AI is an amplifier. It could appear that among the uses are inevitable, but as societies we want to give you the chance to clarify decisions about what’s value intensifying. Currently, the increased use of AI is primarily increasing the ability and bank balances of a comparatively small variety of male CEOs, and it seems unlikely to shape a world through which many individuals wish to live. I would love to see more people, especially in industry and politics, begin to take into consideration what more democratic and responsible AI looks like and whether it’s even possible.
The climate impacts of AI – the usage of water, energy and significant minerals – in addition to the health and social justice impacts for people and communities affected by the exploitation of natural resources have to be at the highest of the list for responsible development. The incontrovertible fact that LLMs particularly are so energy intensive suggests that the present model shouldn’t be fit for purpose; In 2024 we want innovations that protect and restore nature, and extractive models and ways of working have to be eliminated.
We must even be realistic in regards to the surveillance implications of an increasingly data-driven society and the incontrovertible fact that in an increasingly volatile world, all general-purpose technologies are more likely to be used for unimaginable horrors in warfare. Anyone working in AI have to be realistic in regards to the historical, long-standing connection between technical research and development and military development. We must advocate for, support and demand innovation that starts in and is driven by communities in order that we achieve outcomes that strengthen society and don’t result in more destruction.
What issues should AI users pay attention to?
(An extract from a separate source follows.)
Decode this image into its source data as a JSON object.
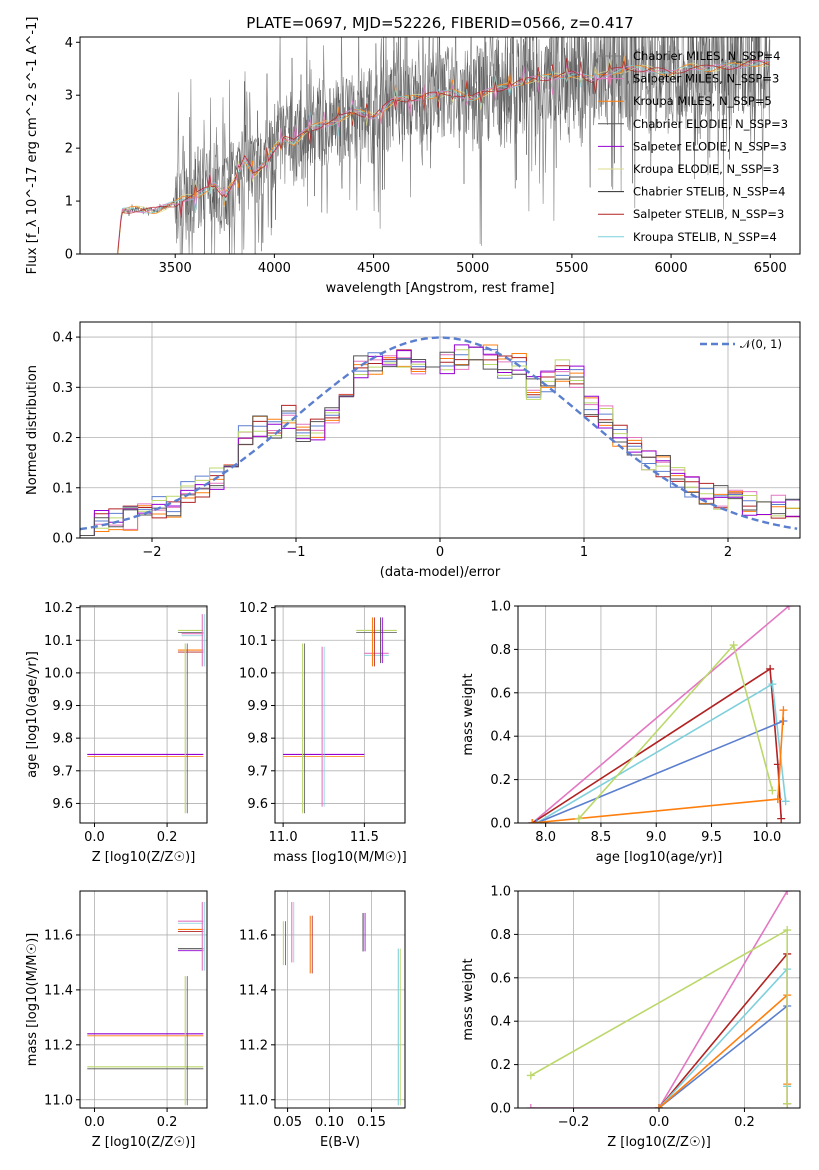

In addition to the environmental and economic advantages built into lots of the current AI business and technology models, it is absolutely necessary to think in regards to the on a regular basis implications of increased use of AI and what this implies for on a regular basis human interactions.
While among the issues which have made headlines have more to do with existential risks, it's value maintaining a tally of how the technologies you utilize help or hinder you in your on a regular basis life: which automations you’ll be able to turn off and bypass, which of them deliver? real profit, and where are you able to as a consumer vote together with your feet that you simply really need to proceed talking to an actual person and never a bot? We don't should accept inferior automation and may join forces to attain higher results!
What is the perfect method to construct AI responsibly??
Responsible AI starts with good strategic decisions – as a substitute of just using an algorithm and hoping for the perfect, it is feasible to make targeted decisions about what to automate and the way. I've been talking in regards to the Just Enough Internet idea for a couple of years now, and it seems to me to be a extremely useful concept that can assist guide us as we develop latest technologies. Instead of consistently pushing the boundaries, can we construct AI to maximise profit to people and the planet and minimize harm?
We have evolved a strong process for this at Careful Trouble, where we work with boards and leadership teams, starting with mapping how AI can and can’t support your vision and values; Understanding where problems are too complex and variable for automation to enhance and where it provides advantages; and at last, the event of an energetic risk management framework. Responsible development shouldn’t be a one-time application of a set of principles, but a continuous technique of monitoring and mitigation. Continuous delivery and social adaptation mean that quality assurance must not end with the delivery of a product; As AI developers, we want to construct the capability for iterative social awareness and treat responsible development and deployment as a living process.
How can investors higher advance responsible AI?
By investing more patiently, supporting more diverse founders and teams, and never looking for exponential returns.